A one-time political kingmaker and leader of the state’s most powerful county Republican organization with the ability to swing statewide elections, attorney George Gilmore will spend the next year and one day behind bars for his conviction on two counts of failing to pay over payroll taxes withheld from employees to the IRS and one count of making false statements on a bank loan application submitted to Ocean First Bank.
Gilmore, who stepped down from his post as Ocean County GOP chairman, several municipal attorney appointments and a member of the county election board after charges were brought against him last year, was sentenced Wednesday by U.S. District Judge Anne E. Thompson, sitting in Trenton.
Gilmore, 70, of Toms River, was acquitted of two counts of filing false tax returns for calendar years 2013 and 2014; the jury could not reach a unanimous verdict on one count of income tax evasion for calendar years 2013, 2014, and 2015. Gilmore’s defense team said their client did not intentionally defraud the government, but instead squandered his money due to a hoarding disorder and was unable to pay.
According to court documents, Gilmore worked as an equity partner and shareholder at Gilmore & Monahan P.A., a law firm in Toms River, where he exercised primary control over the firm’s financial affairs. Because he exercised significant control over the law firm’s financial affairs, Gilmore was responsible for withholding payroll taxes from the gross salary and wages of the law firm’s employees to cover individual income, Social Security and Medicare tax obligations. For the tax quarters ending March 31, 2016, and June 30, 2016, the law firm withheld tax payments from its employees’ checks, but Gilmore failed to pay over in full the payroll taxes due to the IRS.

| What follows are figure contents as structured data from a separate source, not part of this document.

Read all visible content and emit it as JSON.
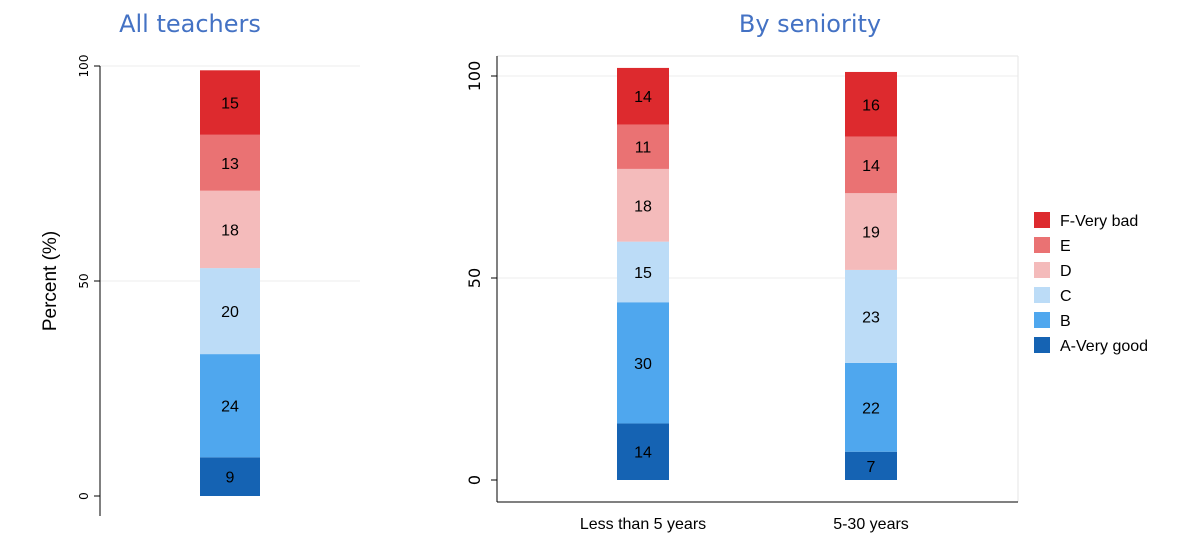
{
  "panel_titles": [
    "All teachers",
    "By seniority"
  ],
  "chart_data": [
    {
      "type": "bar",
      "stacked": true,
      "title": "All teachers",
      "ylabel": "Percent (%)",
      "xlabel": "",
      "ylim": [
        0,
        100
      ],
      "yticks": [
        0,
        50,
        100
      ],
      "grid": true,
      "categories": [
        ""
      ],
      "series": [
        {
          "name": "A-Very good",
          "values": [
            9
          ]
        },
        {
          "name": "B",
          "values": [
            24
          ]
        },
        {
          "name": "C",
          "values": [
            20
          ]
        },
        {
          "name": "D",
          "values": [
            18
          ]
        },
        {
          "name": "E",
          "values": [
            13
          ]
        },
        {
          "name": "F-Very bad",
          "values": [
            15
          ]
        }
      ]
    },
    {
      "type": "bar",
      "stacked": true,
      "title": "By seniority",
      "ylabel": "",
      "xlabel": "",
      "ylim": [
        0,
        100
      ],
      "yticks": [
        0,
        50,
        100
      ],
      "grid": true,
      "legend_position": "right",
      "categories": [
        "Less than 5 years",
        "5-30 years"
      ],
      "series": [
        {
          "name": "A-Very good",
          "values": [
            14,
            7
          ]
        },
        {
          "name": "B",
          "values": [
            30,
            22
          ]
        },
        {
          "name": "C",
          "values": [
            15,
            23
          ]
        },
        {
          "name": "D",
          "values": [
            18,
            19
          ]
        },
        {
          "name": "E",
          "values": [
            11,
            14
          ]
        },
        {
          "name": "F-Very bad",
          "values": [
            14,
            16
          ]
        }
      ]
    }
  ],
  "series_colors": {
    "A-Very good": "#1563b3",
    "B": "#4fa7ee",
    "C": "#bcdcf7",
    "D": "#f4bbbb",
    "E": "#ea7273",
    "F-Very bad": "#dd2a2e"
  },
  "legend": {
    "entries": [
      "F-Very bad",
      "E",
      "D",
      "C",
      "B",
      "A-Very good"
    ]
  }
}
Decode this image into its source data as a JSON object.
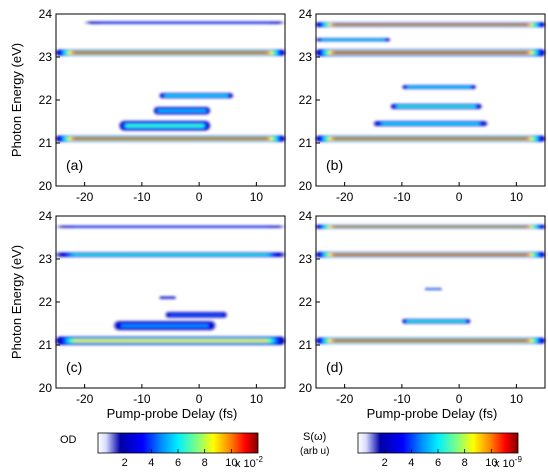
{
  "chart_data": [
    {
      "type": "heatmap",
      "panel_label": "(a)",
      "xlabel": "",
      "ylabel": "Photon Energy (eV)",
      "xlim": [
        -25,
        15
      ],
      "ylim": [
        20,
        24
      ],
      "xticks": [
        -20,
        -10,
        0,
        10
      ],
      "yticks": [
        20,
        21,
        22,
        23,
        24
      ],
      "colorbar": "OD",
      "features": [
        {
          "energy": 23.8,
          "from": -20,
          "to": 15,
          "width": 0.04,
          "level": 0.35
        },
        {
          "energy": 23.1,
          "from": -25,
          "to": 15,
          "width": 0.09,
          "level": 1.0
        },
        {
          "energy": 21.1,
          "from": -25,
          "to": 15,
          "width": 0.09,
          "level": 1.0
        },
        {
          "energy": 21.4,
          "from": -14,
          "to": 2,
          "width": 0.15,
          "level": 0.55
        },
        {
          "energy": 21.75,
          "from": -8,
          "to": 2,
          "width": 0.12,
          "level": 0.45
        },
        {
          "energy": 22.1,
          "from": -7,
          "to": 6,
          "width": 0.08,
          "level": 0.5
        }
      ]
    },
    {
      "type": "heatmap",
      "panel_label": "(b)",
      "xlabel": "",
      "ylabel": "",
      "xlim": [
        -25,
        15
      ],
      "ylim": [
        20,
        24
      ],
      "xticks": [
        -20,
        -10,
        0,
        10
      ],
      "yticks": [
        20,
        21,
        22,
        23,
        24
      ],
      "colorbar": "S(ω)",
      "features": [
        {
          "energy": 23.75,
          "from": -25,
          "to": 15,
          "width": 0.07,
          "level": 1.0
        },
        {
          "energy": 23.4,
          "from": -25,
          "to": -12,
          "width": 0.05,
          "level": 0.5
        },
        {
          "energy": 23.1,
          "from": -25,
          "to": 15,
          "width": 0.1,
          "level": 1.0
        },
        {
          "energy": 22.3,
          "from": -10,
          "to": 3,
          "width": 0.06,
          "level": 0.5
        },
        {
          "energy": 21.85,
          "from": -12,
          "to": 4,
          "width": 0.08,
          "level": 0.55
        },
        {
          "energy": 21.45,
          "from": -15,
          "to": 5,
          "width": 0.08,
          "level": 0.5
        },
        {
          "energy": 21.1,
          "from": -25,
          "to": 15,
          "width": 0.09,
          "level": 1.0
        }
      ]
    },
    {
      "type": "heatmap",
      "panel_label": "(c)",
      "xlabel": "Pump-probe Delay (fs)",
      "ylabel": "Photon Energy (eV)",
      "xlim": [
        -25,
        15
      ],
      "ylim": [
        20,
        24
      ],
      "xticks": [
        -20,
        -10,
        0,
        10
      ],
      "yticks": [
        20,
        21,
        22,
        23,
        24
      ],
      "colorbar": "OD",
      "features": [
        {
          "energy": 23.75,
          "from": -25,
          "to": 15,
          "width": 0.04,
          "level": 0.35
        },
        {
          "energy": 23.1,
          "from": -25,
          "to": 15,
          "width": 0.07,
          "level": 0.55
        },
        {
          "energy": 21.1,
          "from": -25,
          "to": 15,
          "width": 0.12,
          "level": 0.75
        },
        {
          "energy": 21.45,
          "from": -15,
          "to": 3,
          "width": 0.15,
          "level": 0.4
        },
        {
          "energy": 21.7,
          "from": -6,
          "to": 5,
          "width": 0.1,
          "level": 0.35
        },
        {
          "energy": 22.1,
          "from": -7,
          "to": -4,
          "width": 0.05,
          "level": 0.25
        }
      ]
    },
    {
      "type": "heatmap",
      "panel_label": "(d)",
      "xlabel": "Pump-probe Delay (fs)",
      "ylabel": "",
      "xlim": [
        -25,
        15
      ],
      "ylim": [
        20,
        24
      ],
      "xticks": [
        -20,
        -10,
        0,
        10
      ],
      "yticks": [
        20,
        21,
        22,
        23,
        24
      ],
      "colorbar": "S(ω)",
      "features": [
        {
          "energy": 23.75,
          "from": -25,
          "to": 15,
          "width": 0.06,
          "level": 1.0
        },
        {
          "energy": 23.1,
          "from": -25,
          "to": 15,
          "width": 0.08,
          "level": 1.0
        },
        {
          "energy": 22.3,
          "from": -6,
          "to": -3,
          "width": 0.03,
          "level": 0.4
        },
        {
          "energy": 21.55,
          "from": -10,
          "to": 2,
          "width": 0.07,
          "level": 0.55
        },
        {
          "energy": 21.1,
          "from": -25,
          "to": 15,
          "width": 0.09,
          "level": 1.0
        }
      ]
    }
  ],
  "colorbars": [
    {
      "label": "OD",
      "ticks": [
        "2",
        "4",
        "6",
        "8",
        "10"
      ],
      "range": [
        0,
        12
      ],
      "multiplier_prefix": "x 10",
      "multiplier_exp": "-2"
    },
    {
      "label": "S(ω)",
      "sublabel": "(arb u)",
      "ticks": [
        "2",
        "4",
        "6",
        "8",
        "10"
      ],
      "range": [
        0,
        12
      ],
      "multiplier_prefix": "x 10",
      "multiplier_exp": "-9"
    }
  ]
}
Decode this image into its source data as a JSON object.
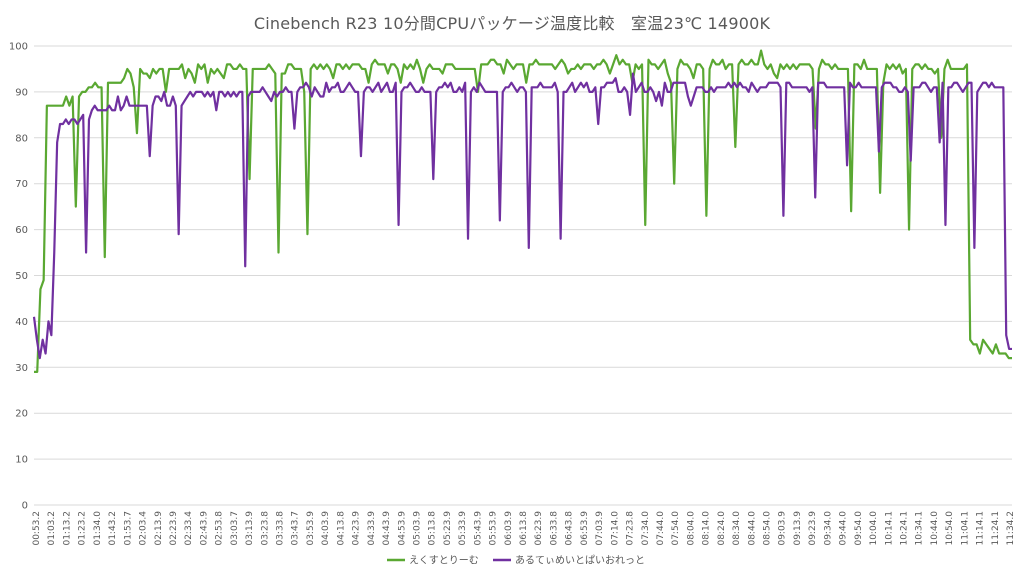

Gilmore also submitted a loan application to Ocean First Bank containing false statements, the government charged. On Nov. 21, 2014, Gilmore reviewed, signed, and submitted to OceanFirst Bank a Uniform Residential Loan Application (URLA) to obtain refinancing of a mortgage loan for $1.5 million with a “cash out” provision that provided Gilmore would obtain cash from the loan. On Jan. 22, 2015, Gilmore submitted another URLA updating the initial application. Gilmore failed to disclose his outstanding 2013 tax liabilities and personal loans that he had obtained from others on the URLAs. Gilmore received $572,000 from the cash out portion of the loan.
In addition to the prison term, Judge Thompson sentenced Gilmore to three years of supervised release.
Gilmore’s name had not yet appeared in a database of federal inmates by early Thursday morning.